O Brasil é mesmo um gigante e tem um quadro diversificado e complexo de desigualdades. Mesmo com o papel fundamental que tem cumprido o programa Bolsa Família, no sentido de distribuir renda, dar um fôlego as famílias e contribuir para a sua reestruturação, bem como programa erradicação do trabalho infantil (PETI), ainda assim no estado do Piauí o trabalho infantil, por exemplo, teve um crescimento de mais de 122 % na ocupação infantil doméstica no intervalo de 4 anos. O Rio Grande do Norte foi a UF em que houve o maior crescimento do trabalho infantil doméstico, passando de 6% para 15,1% da população de 5 a 17 anos ocupada nessa atividade, segundo dados dos IBGE/2011. O trabalho infantil doméstico continua invisível e com pouco contingente e eficiência na fiscalização.  Como adentrar aos lares e fazer cumprir a lei?

Na III conferencia do Global do Trabalho infantil se renovou o compromisso de eliminar até 2016 o trabalho infantil, em especial em suas piores formas: o doméstico, exploração sexual, o trabalho nas minas, etc. Também é parte da agenda do trabalho decente da OIT e foi reafirmado na I CNTED realizada no Brasil em 2012.

Assim, reconhecendo os esforços e os progressos realizados em nosso país, sobretudo nesta ultima década, reafirmamos que mediante a crise global é preciso mais vontade política para construir maior unidade com as amplas massas oprimidas, estimular o debate sobre direitos humanos das crianças e adolescentes e dar visibilidade aos malefícios que o trabalho infantil propicia a pessoa em fase adulta.

Recentemente foi instalada a CPI cuja presidente é Sandra Rosado (PSB-RN) e a relatora é a deputada Luciana Santos (PCdoB-PE), para apurar a exploração do trabalho infantil.

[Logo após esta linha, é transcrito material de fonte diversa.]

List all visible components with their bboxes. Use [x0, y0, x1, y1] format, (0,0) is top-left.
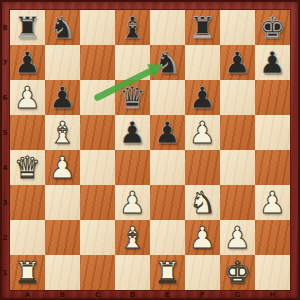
square-g7[interactable]: ♟	[220, 45, 255, 80]
square-f7[interactable]	[185, 45, 220, 80]
square-g8[interactable]	[220, 10, 255, 45]
chess-board: ♜♞♝♜♚♟♞♟♟♟♟♛♟♝♟♟♟♛♟♟♞♟♝♟♟♜♜♚	[10, 10, 290, 290]
white-pawn-b4[interactable]: ♟	[49, 150, 76, 185]
black-knight-e7[interactable]: ♞	[154, 45, 181, 80]
square-h2[interactable]	[255, 220, 290, 255]
square-f8[interactable]: ♜	[185, 10, 220, 45]
square-e3[interactable]	[150, 185, 185, 220]
rank-label-3: 3	[0, 185, 10, 220]
square-e8[interactable]	[150, 10, 185, 45]
black-pawn-d5[interactable]: ♟	[119, 115, 146, 150]
white-pawn-h3[interactable]: ♟	[259, 185, 286, 220]
black-pawn-b6[interactable]: ♟	[49, 80, 76, 115]
square-d4[interactable]	[115, 150, 150, 185]
rank-label-2: 2	[0, 220, 10, 255]
square-a4[interactable]: ♛	[10, 150, 45, 185]
square-c2[interactable]	[80, 220, 115, 255]
square-e4[interactable]	[150, 150, 185, 185]
square-d2[interactable]: ♝	[115, 220, 150, 255]
white-bishop-d2[interactable]: ♝	[119, 220, 146, 255]
square-c7[interactable]	[80, 45, 115, 80]
square-b2[interactable]	[45, 220, 80, 255]
square-d6[interactable]: ♛	[115, 80, 150, 115]
square-g1[interactable]: ♚	[220, 255, 255, 290]
square-g6[interactable]	[220, 80, 255, 115]
black-bishop-d8[interactable]: ♝	[119, 10, 146, 45]
square-f2[interactable]: ♟	[185, 220, 220, 255]
square-g5[interactable]	[220, 115, 255, 150]
square-b8[interactable]: ♞	[45, 10, 80, 45]
square-e7[interactable]: ♞	[150, 45, 185, 80]
file-label-c: C	[80, 290, 115, 300]
square-e5[interactable]: ♟	[150, 115, 185, 150]
rank-label-5: 5	[0, 115, 10, 150]
square-f5[interactable]: ♟	[185, 115, 220, 150]
square-a7[interactable]: ♟	[10, 45, 45, 80]
square-f1[interactable]	[185, 255, 220, 290]
square-d8[interactable]: ♝	[115, 10, 150, 45]
square-g2[interactable]: ♟	[220, 220, 255, 255]
white-pawn-d3[interactable]: ♟	[119, 185, 146, 220]
file-label-g: G	[220, 290, 255, 300]
black-rook-a8[interactable]: ♜	[14, 10, 41, 45]
square-e6[interactable]	[150, 80, 185, 115]
white-pawn-a6[interactable]: ♟	[14, 80, 41, 115]
square-b3[interactable]	[45, 185, 80, 220]
square-d7[interactable]	[115, 45, 150, 80]
file-label-e: E	[150, 290, 185, 300]
square-a1[interactable]: ♜	[10, 255, 45, 290]
square-a2[interactable]	[10, 220, 45, 255]
square-b7[interactable]	[45, 45, 80, 80]
square-c6[interactable]	[80, 80, 115, 115]
black-pawn-h7[interactable]: ♟	[259, 45, 286, 80]
board-frame: 87654321 ♜♞♝♜♚♟♞♟♟♟♟♛♟♝♟♟♟♛♟♟♞♟♝♟♟♜♜♚ AB…	[0, 0, 300, 300]
rank-label-7: 7	[0, 45, 10, 80]
file-label-f: F	[185, 290, 220, 300]
black-pawn-f6[interactable]: ♟	[189, 80, 216, 115]
square-g4[interactable]	[220, 150, 255, 185]
square-c4[interactable]	[80, 150, 115, 185]
white-pawn-f5[interactable]: ♟	[189, 115, 216, 150]
rank-label-4: 4	[0, 150, 10, 185]
square-g3[interactable]	[220, 185, 255, 220]
black-rook-f8[interactable]: ♜	[189, 10, 216, 45]
square-h1[interactable]	[255, 255, 290, 290]
square-h5[interactable]	[255, 115, 290, 150]
white-bishop-b5[interactable]: ♝	[49, 115, 76, 150]
white-knight-f3[interactable]: ♞	[189, 185, 216, 220]
square-a5[interactable]	[10, 115, 45, 150]
white-queen-a4[interactable]: ♛	[14, 150, 41, 185]
square-d3[interactable]: ♟	[115, 185, 150, 220]
square-b4[interactable]: ♟	[45, 150, 80, 185]
square-f4[interactable]	[185, 150, 220, 185]
black-pawn-a7[interactable]: ♟	[14, 45, 41, 80]
rank-label-1: 1	[0, 255, 10, 290]
black-king-h8[interactable]: ♚	[259, 10, 286, 45]
square-d5[interactable]: ♟	[115, 115, 150, 150]
file-labels: ABCDEFGH	[10, 290, 290, 300]
square-c5[interactable]	[80, 115, 115, 150]
square-c8[interactable]	[80, 10, 115, 45]
file-label-a: A	[10, 290, 45, 300]
white-rook-a1[interactable]: ♜	[14, 255, 41, 290]
square-c1[interactable]	[80, 255, 115, 290]
black-pawn-g7[interactable]: ♟	[224, 45, 251, 80]
rank-labels: 87654321	[0, 10, 10, 290]
white-pawn-g2[interactable]: ♟	[224, 220, 251, 255]
rank-label-8: 8	[0, 10, 10, 45]
square-a6[interactable]: ♟	[10, 80, 45, 115]
square-h7[interactable]: ♟	[255, 45, 290, 80]
white-rook-e1[interactable]: ♜	[154, 255, 181, 290]
white-king-g1[interactable]: ♚	[224, 255, 251, 290]
square-b5[interactable]: ♝	[45, 115, 80, 150]
square-h4[interactable]	[255, 150, 290, 185]
white-pawn-f2[interactable]: ♟	[189, 220, 216, 255]
black-queen-d6[interactable]: ♛	[119, 80, 146, 115]
square-b1[interactable]	[45, 255, 80, 290]
square-f3[interactable]: ♞	[185, 185, 220, 220]
square-a8[interactable]: ♜	[10, 10, 45, 45]
square-f6[interactable]: ♟	[185, 80, 220, 115]
square-h6[interactable]	[255, 80, 290, 115]
rank-label-6: 6	[0, 80, 10, 115]
black-knight-b8[interactable]: ♞	[49, 10, 76, 45]
square-a3[interactable]	[10, 185, 45, 220]
file-label-d: D	[115, 290, 150, 300]
square-h3[interactable]: ♟	[255, 185, 290, 220]
square-e2[interactable]	[150, 220, 185, 255]
square-c3[interactable]	[80, 185, 115, 220]
square-b6[interactable]: ♟	[45, 80, 80, 115]
file-label-h: H	[255, 290, 290, 300]
square-h8[interactable]: ♚	[255, 10, 290, 45]
black-pawn-e5[interactable]: ♟	[154, 115, 181, 150]
file-label-b: B	[45, 290, 80, 300]
square-e1[interactable]: ♜	[150, 255, 185, 290]
square-d1[interactable]	[115, 255, 150, 290]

O objetivo é solicitar explicações de diversos órgãos, através de audiências públicas, para debater as várias formas de trabalho infantil, desde o trabalho desportivo, na agricultura, doméstico, cadeia produtiva até o artístico, e também fazer diligências aos estados do Pará, Bahia, Pernambuco e São Paulo, que concentram grande número de trabalhadores infantis. Haverá também uma grande articulação com os Ministérios da Educação, Público e do Trabalho para aprofundar essas investigações.

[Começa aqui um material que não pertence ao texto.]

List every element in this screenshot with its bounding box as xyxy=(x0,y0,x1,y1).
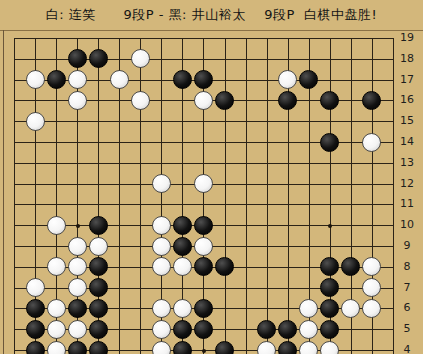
stone-black xyxy=(68,299,87,318)
stone-white xyxy=(68,278,87,297)
star-point xyxy=(202,349,206,353)
stone-black xyxy=(215,91,234,110)
stone-black xyxy=(194,70,213,89)
stone-white xyxy=(68,237,87,256)
stone-black xyxy=(215,257,234,276)
board-left-border xyxy=(3,30,4,354)
stone-white xyxy=(362,257,381,276)
stone-white xyxy=(47,216,66,235)
stone-black xyxy=(26,320,45,339)
stone-black xyxy=(320,91,339,110)
row-label: 8 xyxy=(396,261,418,273)
stone-black xyxy=(320,133,339,152)
stone-white xyxy=(110,70,129,89)
stone-white xyxy=(68,91,87,110)
stone-black xyxy=(278,91,297,110)
stone-white xyxy=(26,70,45,89)
stone-white xyxy=(362,278,381,297)
row-label: 9 xyxy=(396,240,418,252)
stone-white xyxy=(194,174,213,193)
star-point xyxy=(328,224,332,228)
grid-vline xyxy=(246,38,247,354)
stone-black xyxy=(173,216,192,235)
stone-white xyxy=(194,91,213,110)
stone-white xyxy=(152,237,171,256)
grid-vline xyxy=(14,38,15,354)
stone-black xyxy=(215,341,234,354)
stone-black xyxy=(89,278,108,297)
stone-white xyxy=(320,341,339,354)
stone-white xyxy=(26,112,45,131)
row-label: 11 xyxy=(396,198,418,210)
stone-black xyxy=(173,341,192,354)
star-point xyxy=(76,224,80,228)
grid-hline xyxy=(14,38,394,39)
grid-vline xyxy=(140,38,141,354)
row-label: 12 xyxy=(396,178,418,190)
stone-black xyxy=(257,320,276,339)
stone-white xyxy=(47,299,66,318)
stone-black xyxy=(278,320,297,339)
stone-black xyxy=(194,299,213,318)
stone-white xyxy=(278,70,297,89)
stone-black xyxy=(68,49,87,68)
stone-white xyxy=(362,133,381,152)
row-label: 16 xyxy=(396,94,418,106)
stone-white xyxy=(362,299,381,318)
stone-white xyxy=(194,237,213,256)
grid-hline xyxy=(14,163,394,164)
stone-white xyxy=(152,320,171,339)
stone-white xyxy=(173,299,192,318)
game-info-header: 白: 连笑 9段P - 黑: 井山裕太 9段P 白棋中盘胜! xyxy=(0,0,423,30)
stone-black xyxy=(278,341,297,354)
stone-black xyxy=(194,257,213,276)
stone-black xyxy=(320,257,339,276)
row-label: 5 xyxy=(396,323,418,335)
stone-black xyxy=(68,341,87,354)
stone-white xyxy=(26,278,45,297)
stone-white xyxy=(299,341,318,354)
row-label: 15 xyxy=(396,115,418,127)
row-label: 18 xyxy=(396,53,418,65)
stone-black xyxy=(299,70,318,89)
stone-black xyxy=(89,216,108,235)
stone-black xyxy=(89,299,108,318)
row-label: 13 xyxy=(396,157,418,169)
grid-hline xyxy=(14,204,394,205)
stone-white xyxy=(299,320,318,339)
grid-vline xyxy=(393,38,394,354)
row-label: 19 xyxy=(396,32,418,44)
stone-white xyxy=(152,174,171,193)
stone-black xyxy=(194,320,213,339)
stone-black xyxy=(320,299,339,318)
row-label: 10 xyxy=(396,219,418,231)
stone-white xyxy=(173,257,192,276)
stone-white xyxy=(68,320,87,339)
stone-white xyxy=(299,299,318,318)
go-game-viewer: 白: 连笑 9段P - 黑: 井山裕太 9段P 白棋中盘胜! 191817161… xyxy=(0,0,423,354)
stone-black xyxy=(173,237,192,256)
row-label: 17 xyxy=(396,74,418,86)
stone-white xyxy=(257,341,276,354)
board-top-border xyxy=(0,30,423,31)
stone-black xyxy=(320,278,339,297)
row-label: 7 xyxy=(396,282,418,294)
grid-vline xyxy=(225,38,226,354)
stone-black xyxy=(89,257,108,276)
stone-black xyxy=(194,216,213,235)
stone-black xyxy=(362,91,381,110)
grid-hline xyxy=(14,121,394,122)
stone-white xyxy=(131,91,150,110)
stone-white xyxy=(152,299,171,318)
stone-white xyxy=(68,257,87,276)
stone-white xyxy=(68,70,87,89)
stone-black xyxy=(89,49,108,68)
stone-white xyxy=(131,49,150,68)
stone-white xyxy=(152,257,171,276)
stone-black xyxy=(26,299,45,318)
row-label: 4 xyxy=(396,344,418,354)
stone-black xyxy=(26,341,45,354)
stone-white xyxy=(47,320,66,339)
grid-vline xyxy=(267,38,268,354)
stone-black xyxy=(89,341,108,354)
stone-white xyxy=(47,257,66,276)
stone-white xyxy=(47,341,66,354)
stone-black xyxy=(173,320,192,339)
stone-black xyxy=(341,257,360,276)
stone-white xyxy=(152,341,171,354)
stone-white xyxy=(341,299,360,318)
row-label: 14 xyxy=(396,136,418,148)
stone-black xyxy=(89,320,108,339)
row-label: 6 xyxy=(396,302,418,314)
stone-white xyxy=(152,216,171,235)
stone-black xyxy=(173,70,192,89)
stone-black xyxy=(47,70,66,89)
stone-white xyxy=(89,237,108,256)
stone-black xyxy=(320,320,339,339)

Enfim, para promover o desenvolvimento do país, é preciso valorizar o trabalho, reduzir as desigualdades, combater a fome e a miséria, fortalecer os mecanismos do exercício da democracia, mudar paradigmas e enfrentar com políticas públicas específicas, de forma interministerial e nas várias instâncias de poder. É o caminho possível para a garantia dos direitos das crianças e adolescentes à infância e à vida adulta de plena cidadania.  


Márcia Regina Viotto é socióloga e assessora da CTB.